Human myeloid cell nuclear differentiating antigen (MNDA) is a Mr 55,000 non-histone basic nuclear protein expressed in myeloid leukemia cell lines that are at late stages of differentiation (HL-60 and U937) and in normal granulocytes and monocytes, but is not present in lymphoid cells or in other human cells and tissues tested. Affinity purified monospecific polyclonal antibodies and rat monoclonal antibodies have been developed for the immunocytochemical detection of MNDA. Using these antibodies, we surveyed 21 cases of acute leukemia classified by French-American-British (FAB) Group criteria, two cases of biphenotypic acute leukemia and one case of blast crisis of chronic granulocytic leukemia for the presence of MNDA. The most intense staining reactions were present in the nuclei of two cases of acute promyelocytic (FAB M3) leukemia. MNDA was not detected in three of five cases of acute myeloblastic leukemia without maturation (FAB M1). The remaining two cases of the M1 category showed weak to moderate staining. No staining reaction was seen in acute lymphocytic leukemia (ALL), biphenotypic leukemia or the lymphoid blast crisis of chronic granulocytic leukemia. Variable staining reactions were demonstrated in the remaining cases. These data suggest that the presence of MNDA is correlated with myeloid and monocytic differentiation in acute leukemia, being strongly expressed in M3 type, often not detected in M1 leukemia and absent in ALL.

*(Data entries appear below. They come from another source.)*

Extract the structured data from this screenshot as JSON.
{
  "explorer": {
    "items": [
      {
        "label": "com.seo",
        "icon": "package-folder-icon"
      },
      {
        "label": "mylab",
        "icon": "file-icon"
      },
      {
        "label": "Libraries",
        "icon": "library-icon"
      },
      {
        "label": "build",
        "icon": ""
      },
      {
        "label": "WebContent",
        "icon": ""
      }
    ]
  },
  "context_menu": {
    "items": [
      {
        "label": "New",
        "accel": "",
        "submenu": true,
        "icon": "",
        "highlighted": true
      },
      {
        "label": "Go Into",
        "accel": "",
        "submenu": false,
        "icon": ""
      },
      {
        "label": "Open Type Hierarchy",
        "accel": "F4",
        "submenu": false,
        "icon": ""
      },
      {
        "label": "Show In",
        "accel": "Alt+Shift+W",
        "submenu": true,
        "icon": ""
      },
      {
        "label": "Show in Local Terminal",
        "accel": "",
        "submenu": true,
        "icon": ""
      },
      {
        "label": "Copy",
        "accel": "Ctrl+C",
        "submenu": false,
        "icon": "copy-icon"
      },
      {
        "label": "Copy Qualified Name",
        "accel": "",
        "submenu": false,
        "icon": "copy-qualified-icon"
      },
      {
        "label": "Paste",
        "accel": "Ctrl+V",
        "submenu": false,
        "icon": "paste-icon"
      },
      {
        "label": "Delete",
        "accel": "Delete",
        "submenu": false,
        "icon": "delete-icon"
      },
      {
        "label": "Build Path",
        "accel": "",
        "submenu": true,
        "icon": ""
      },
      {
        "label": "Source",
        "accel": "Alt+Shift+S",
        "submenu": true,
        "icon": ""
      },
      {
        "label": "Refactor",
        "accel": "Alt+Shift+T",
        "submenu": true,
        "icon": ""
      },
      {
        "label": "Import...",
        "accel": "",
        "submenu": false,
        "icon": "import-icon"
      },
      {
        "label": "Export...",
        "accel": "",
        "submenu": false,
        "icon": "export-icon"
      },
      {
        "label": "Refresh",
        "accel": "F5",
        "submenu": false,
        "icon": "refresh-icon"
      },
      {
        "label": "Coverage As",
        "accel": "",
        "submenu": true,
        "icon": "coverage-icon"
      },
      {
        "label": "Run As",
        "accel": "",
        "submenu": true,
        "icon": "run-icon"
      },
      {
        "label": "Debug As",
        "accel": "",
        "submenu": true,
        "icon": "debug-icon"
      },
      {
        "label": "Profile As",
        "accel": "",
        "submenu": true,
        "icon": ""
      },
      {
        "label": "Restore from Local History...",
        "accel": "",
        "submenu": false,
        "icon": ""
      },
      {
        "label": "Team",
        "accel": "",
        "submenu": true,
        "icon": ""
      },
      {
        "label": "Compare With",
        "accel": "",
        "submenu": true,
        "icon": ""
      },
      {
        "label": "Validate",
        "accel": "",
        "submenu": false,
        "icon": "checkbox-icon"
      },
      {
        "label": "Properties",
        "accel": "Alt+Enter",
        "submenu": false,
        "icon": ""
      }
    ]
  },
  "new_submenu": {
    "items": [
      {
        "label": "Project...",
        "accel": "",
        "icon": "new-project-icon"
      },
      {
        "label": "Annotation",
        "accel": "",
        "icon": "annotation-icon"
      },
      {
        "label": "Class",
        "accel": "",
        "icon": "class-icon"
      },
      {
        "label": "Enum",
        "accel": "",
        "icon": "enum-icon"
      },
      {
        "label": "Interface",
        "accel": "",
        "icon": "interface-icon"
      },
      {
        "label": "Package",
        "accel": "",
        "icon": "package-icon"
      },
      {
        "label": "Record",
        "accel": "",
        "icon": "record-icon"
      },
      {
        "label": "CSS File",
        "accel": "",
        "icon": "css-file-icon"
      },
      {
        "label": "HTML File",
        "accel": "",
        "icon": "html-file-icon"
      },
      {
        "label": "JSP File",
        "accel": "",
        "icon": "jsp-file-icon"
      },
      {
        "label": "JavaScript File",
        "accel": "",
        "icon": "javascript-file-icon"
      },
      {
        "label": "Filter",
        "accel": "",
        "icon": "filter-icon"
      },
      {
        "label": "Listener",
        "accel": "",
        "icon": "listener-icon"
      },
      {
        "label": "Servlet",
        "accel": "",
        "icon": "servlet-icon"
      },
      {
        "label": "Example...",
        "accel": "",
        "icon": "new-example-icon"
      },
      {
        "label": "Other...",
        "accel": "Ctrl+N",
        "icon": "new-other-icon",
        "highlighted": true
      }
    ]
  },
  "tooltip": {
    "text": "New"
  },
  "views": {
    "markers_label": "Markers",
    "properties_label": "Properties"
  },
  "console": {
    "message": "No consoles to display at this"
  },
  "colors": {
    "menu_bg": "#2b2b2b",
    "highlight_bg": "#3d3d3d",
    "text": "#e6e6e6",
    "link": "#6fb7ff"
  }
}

Intranuclear distribution of the human myeloid cell nuclear differentiation antigen in HL-60 cells.

Based on solubility properties, the human myeloid cell nuclear differentiation antigen exists as at least two distinct populations. Most is easily extracted from isolated nuclei in 0.35 M NaCl, while 20 percent resists such treatment. Compared to undigested nuclei, both the amount of myeloid cell nuclear differentiation antigen (MNDA) released from nuclei after DNase I treatment and the amount resisting further extraction in 0.35 M NaCl increased after DNA was digested with DNase I. Under these conditions, there was a concomitant decrease in the amount of MNDA that was extractable with 0.35 M NaCl. Mixing nuclear protein extracts that contain MNDA with nuclei from cells that do not express this protein demonstrated that the MNDA redistributes from the freely soluble form to the nuclear residual fraction as a consequence of DNase I digestion. These data are consistent with a model in which the amount of MNDA that is tightly bound to salt-washed nuclei is held constant in the presence of an excess of unassociated MNDA in the nucleus, and that the level of MNDA binding to this nuclear fraction increases in proportion to the extent of DNA damage resulting from DNase I digestion.